渡慶次小学校 知花美音さん「コロナの影響によって学校が3月23日卒業が、3月3日で急に終わりました。朝から号泣して大変でした。これからの人生大変なこと楽しいこと嬉しいこと沢山あると思うけど何事にも負けず進んでいって楽しんでくださいお元気に。」
中学校の卒業式も、保護者の参加人数を制限するなど感染対策の中行われました。卒業生「在校生はいなかったがかったんですけど、保護者の参加はできたのでよかったと思います」祖母「先生や皆さんのおかげでちゃんとできてよかったと思います」
新年度を迎えても、県立学校では5月いっぱい一斉休校に、小中学校でもたびたび臨時休校になるなど、学校に行けない日々が続きました。
こうした中、休校の”しわ寄せ”を受けていたのが、国の休校措置の対象とはならなかった、学童。竹の子学童クラブ・久手堅さん「休校になったことで、保護者の方が仕事でいない間に、自分たちが預かって居場所を作るっていうのはできるが、(感染)防止とはかけ離れている。」
仕事の都合がつかない家庭にとって、子どもたちの居場所を作ったのが学童でしたが、職員にはコロナから子どもを守らなければいけない負担がのしかかりました。
5月に入り、徐々に学校生活が再開。小学校にはマスク姿の新1年生が入ってきました。また、コロナによる閉塞感が広がる中、支援の手を差し伸べる人もいました。
Q買いに来たのは?小学生「4回目くらいです、今まで食べてきた弁当屋の中でも一番おいしいです」
豊見城市の弁当店では、休校中の子どもや家庭のためにと、150円で弁当を提供。多くの子どもたちがお弁当箱を片手に通いました。
また、あたたかいお弁当の支援は、ここにも。那覇市でカラオケ店を経営する親泊さんは、学校が休校となり情報が行き届きにくい外国人留学生のために、無料で弁当を配布。親泊さん「こういう活動を通して来る留学生の方たちに、今、沖縄では(感染者が)何名いるであったり、どうゆう対策をしているだったり、お店を通して彼らに伝えていけるかなと思ってます」異国の地で学ぶ留学生にとって、心の支えにもなりました。

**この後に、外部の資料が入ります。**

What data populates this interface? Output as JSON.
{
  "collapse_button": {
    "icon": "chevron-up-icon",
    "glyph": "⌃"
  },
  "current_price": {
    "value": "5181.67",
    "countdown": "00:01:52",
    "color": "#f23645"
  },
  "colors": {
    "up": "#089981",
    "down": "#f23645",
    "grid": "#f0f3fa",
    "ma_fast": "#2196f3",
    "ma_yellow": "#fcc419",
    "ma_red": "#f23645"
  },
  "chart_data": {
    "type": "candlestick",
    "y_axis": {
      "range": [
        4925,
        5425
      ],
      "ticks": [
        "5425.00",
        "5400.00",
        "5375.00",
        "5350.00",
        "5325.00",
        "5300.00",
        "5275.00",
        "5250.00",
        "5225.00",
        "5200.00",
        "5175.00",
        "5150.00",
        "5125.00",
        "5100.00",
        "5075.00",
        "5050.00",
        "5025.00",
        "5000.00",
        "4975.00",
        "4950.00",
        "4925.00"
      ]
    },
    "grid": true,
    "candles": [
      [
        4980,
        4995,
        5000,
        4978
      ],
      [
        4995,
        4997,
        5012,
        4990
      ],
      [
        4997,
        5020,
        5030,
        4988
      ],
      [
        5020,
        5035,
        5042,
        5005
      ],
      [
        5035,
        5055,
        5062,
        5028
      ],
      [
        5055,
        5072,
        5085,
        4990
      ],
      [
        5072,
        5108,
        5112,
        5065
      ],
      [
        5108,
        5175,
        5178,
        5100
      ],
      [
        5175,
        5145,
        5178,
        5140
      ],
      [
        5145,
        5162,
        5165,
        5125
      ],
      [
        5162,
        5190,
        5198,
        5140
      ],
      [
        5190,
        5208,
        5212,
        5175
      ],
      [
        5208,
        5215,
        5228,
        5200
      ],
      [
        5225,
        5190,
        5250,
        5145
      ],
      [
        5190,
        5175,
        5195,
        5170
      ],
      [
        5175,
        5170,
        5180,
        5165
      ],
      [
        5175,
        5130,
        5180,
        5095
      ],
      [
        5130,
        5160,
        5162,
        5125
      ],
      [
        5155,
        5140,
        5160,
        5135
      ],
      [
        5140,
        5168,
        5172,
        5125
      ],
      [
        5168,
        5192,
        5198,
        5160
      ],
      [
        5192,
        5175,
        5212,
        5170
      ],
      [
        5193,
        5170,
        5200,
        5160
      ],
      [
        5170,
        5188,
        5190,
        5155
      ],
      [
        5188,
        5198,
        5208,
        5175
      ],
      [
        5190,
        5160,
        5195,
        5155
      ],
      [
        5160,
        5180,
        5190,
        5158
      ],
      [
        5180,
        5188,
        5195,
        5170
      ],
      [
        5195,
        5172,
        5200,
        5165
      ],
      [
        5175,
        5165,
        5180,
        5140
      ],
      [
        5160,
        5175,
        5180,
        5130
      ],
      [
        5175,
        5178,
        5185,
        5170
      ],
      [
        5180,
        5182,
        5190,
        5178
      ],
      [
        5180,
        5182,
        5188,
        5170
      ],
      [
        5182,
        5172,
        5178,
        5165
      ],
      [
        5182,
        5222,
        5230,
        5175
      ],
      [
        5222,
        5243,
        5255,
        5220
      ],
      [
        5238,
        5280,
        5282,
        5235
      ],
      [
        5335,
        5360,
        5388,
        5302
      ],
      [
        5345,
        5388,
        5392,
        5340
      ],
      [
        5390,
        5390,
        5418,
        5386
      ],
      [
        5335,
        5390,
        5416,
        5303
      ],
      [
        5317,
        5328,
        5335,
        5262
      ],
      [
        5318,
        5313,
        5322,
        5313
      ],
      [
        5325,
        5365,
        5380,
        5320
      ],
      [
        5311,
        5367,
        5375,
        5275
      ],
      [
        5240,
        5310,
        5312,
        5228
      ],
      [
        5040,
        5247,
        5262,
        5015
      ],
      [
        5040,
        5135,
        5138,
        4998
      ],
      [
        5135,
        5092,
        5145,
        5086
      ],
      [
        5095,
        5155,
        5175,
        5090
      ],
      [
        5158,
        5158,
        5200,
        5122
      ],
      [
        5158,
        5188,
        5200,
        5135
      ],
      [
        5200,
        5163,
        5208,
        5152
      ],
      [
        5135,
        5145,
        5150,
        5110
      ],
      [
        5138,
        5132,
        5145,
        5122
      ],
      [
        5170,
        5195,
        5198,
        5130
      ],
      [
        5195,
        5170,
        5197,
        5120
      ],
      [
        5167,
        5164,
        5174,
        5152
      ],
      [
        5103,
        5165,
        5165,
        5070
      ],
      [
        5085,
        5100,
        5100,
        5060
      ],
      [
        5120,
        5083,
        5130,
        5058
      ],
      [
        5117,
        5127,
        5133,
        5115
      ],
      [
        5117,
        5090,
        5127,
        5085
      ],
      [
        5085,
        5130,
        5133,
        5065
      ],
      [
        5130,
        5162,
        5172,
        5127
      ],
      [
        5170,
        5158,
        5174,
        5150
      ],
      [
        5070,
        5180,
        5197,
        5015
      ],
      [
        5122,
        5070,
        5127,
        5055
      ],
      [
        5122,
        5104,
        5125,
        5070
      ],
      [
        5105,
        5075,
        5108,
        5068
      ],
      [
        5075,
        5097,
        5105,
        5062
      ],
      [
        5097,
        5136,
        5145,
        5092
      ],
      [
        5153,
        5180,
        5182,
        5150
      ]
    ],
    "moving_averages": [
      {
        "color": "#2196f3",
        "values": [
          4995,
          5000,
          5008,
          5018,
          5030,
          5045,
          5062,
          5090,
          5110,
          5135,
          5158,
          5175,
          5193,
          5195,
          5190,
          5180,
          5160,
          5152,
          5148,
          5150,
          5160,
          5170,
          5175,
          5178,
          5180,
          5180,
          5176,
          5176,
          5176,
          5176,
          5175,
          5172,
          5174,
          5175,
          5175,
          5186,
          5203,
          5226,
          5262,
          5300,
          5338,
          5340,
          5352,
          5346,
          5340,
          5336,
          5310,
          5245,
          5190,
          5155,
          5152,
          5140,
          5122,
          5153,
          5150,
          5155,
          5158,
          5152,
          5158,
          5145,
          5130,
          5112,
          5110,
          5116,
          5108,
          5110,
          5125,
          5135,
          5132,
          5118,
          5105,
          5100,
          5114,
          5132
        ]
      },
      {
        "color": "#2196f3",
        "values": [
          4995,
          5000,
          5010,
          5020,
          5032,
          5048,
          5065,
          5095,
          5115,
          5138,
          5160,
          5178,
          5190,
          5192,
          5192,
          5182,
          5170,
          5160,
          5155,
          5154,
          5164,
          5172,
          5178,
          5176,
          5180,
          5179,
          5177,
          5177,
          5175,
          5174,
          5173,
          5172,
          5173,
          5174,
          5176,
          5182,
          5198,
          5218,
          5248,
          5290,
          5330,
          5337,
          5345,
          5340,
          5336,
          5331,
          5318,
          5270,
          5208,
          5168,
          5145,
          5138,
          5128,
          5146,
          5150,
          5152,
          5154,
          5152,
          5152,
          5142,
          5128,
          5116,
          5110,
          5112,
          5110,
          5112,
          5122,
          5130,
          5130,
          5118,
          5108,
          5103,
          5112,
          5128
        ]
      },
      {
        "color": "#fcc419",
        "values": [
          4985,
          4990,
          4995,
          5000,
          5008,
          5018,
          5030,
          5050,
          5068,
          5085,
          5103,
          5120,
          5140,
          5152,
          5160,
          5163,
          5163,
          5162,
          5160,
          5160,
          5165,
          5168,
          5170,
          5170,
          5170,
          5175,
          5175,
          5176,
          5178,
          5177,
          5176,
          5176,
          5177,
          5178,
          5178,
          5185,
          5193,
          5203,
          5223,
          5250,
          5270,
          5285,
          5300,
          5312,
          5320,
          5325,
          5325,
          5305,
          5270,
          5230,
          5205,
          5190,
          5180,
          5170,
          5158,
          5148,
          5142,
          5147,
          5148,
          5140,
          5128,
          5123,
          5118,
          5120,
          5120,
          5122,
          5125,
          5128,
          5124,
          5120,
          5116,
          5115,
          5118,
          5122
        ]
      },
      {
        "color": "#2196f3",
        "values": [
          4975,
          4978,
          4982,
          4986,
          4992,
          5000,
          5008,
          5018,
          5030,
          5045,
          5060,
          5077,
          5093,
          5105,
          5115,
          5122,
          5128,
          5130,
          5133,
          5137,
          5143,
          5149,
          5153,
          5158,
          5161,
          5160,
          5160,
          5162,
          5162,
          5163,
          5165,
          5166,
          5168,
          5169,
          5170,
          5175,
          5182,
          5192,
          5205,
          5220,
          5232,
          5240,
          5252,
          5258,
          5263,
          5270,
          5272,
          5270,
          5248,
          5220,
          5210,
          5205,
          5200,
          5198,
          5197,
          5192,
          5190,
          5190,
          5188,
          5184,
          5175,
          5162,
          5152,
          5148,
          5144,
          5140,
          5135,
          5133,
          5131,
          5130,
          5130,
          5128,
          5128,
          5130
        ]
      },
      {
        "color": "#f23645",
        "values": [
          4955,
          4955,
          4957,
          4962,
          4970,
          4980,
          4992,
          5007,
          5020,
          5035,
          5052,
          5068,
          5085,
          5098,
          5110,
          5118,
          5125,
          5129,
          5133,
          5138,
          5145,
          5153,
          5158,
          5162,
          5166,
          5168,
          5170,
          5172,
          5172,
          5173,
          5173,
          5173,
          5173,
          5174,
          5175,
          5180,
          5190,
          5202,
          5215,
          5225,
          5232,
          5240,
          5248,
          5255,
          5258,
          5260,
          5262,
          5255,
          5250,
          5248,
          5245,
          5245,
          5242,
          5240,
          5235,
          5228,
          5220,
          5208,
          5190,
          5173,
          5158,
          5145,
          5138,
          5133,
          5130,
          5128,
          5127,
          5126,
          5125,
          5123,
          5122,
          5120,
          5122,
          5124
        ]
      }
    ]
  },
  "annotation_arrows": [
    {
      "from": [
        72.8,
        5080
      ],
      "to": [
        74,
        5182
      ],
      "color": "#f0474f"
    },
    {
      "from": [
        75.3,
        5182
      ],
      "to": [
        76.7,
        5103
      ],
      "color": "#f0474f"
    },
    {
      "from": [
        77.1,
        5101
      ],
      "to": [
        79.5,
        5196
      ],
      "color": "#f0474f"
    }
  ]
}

先生「みなさんこんにちは。この動画は小学校国語原稿用紙の正しい使い方についての動画です」
短い夏休みを経てもなお、休校が続いていた8月、那覇市の小学校には先生たちの姿が。今後遠隔授業に対応するため、試行錯誤しながら動画の撮影に励んでいました。
先生「普段45分の授業でやっていること、しかも子どもが目の前にいてやり取りをしながら探りながら流すことができるのが授業ですが動画はそれができない。だからなおさら子どもたちの姿を想像しながら語り掛ける」
そして、今。大事な冬を迎えた受験生たち。那覇市にあるこちらの塾では、今年、48人が大学受験に挑むため、受験生活の真っ只中です。
新型コロナによって、学びの場が奪われた今年。それを取り戻し、未来に進むため子どもから大人まで、教育現場の奮闘が続いています。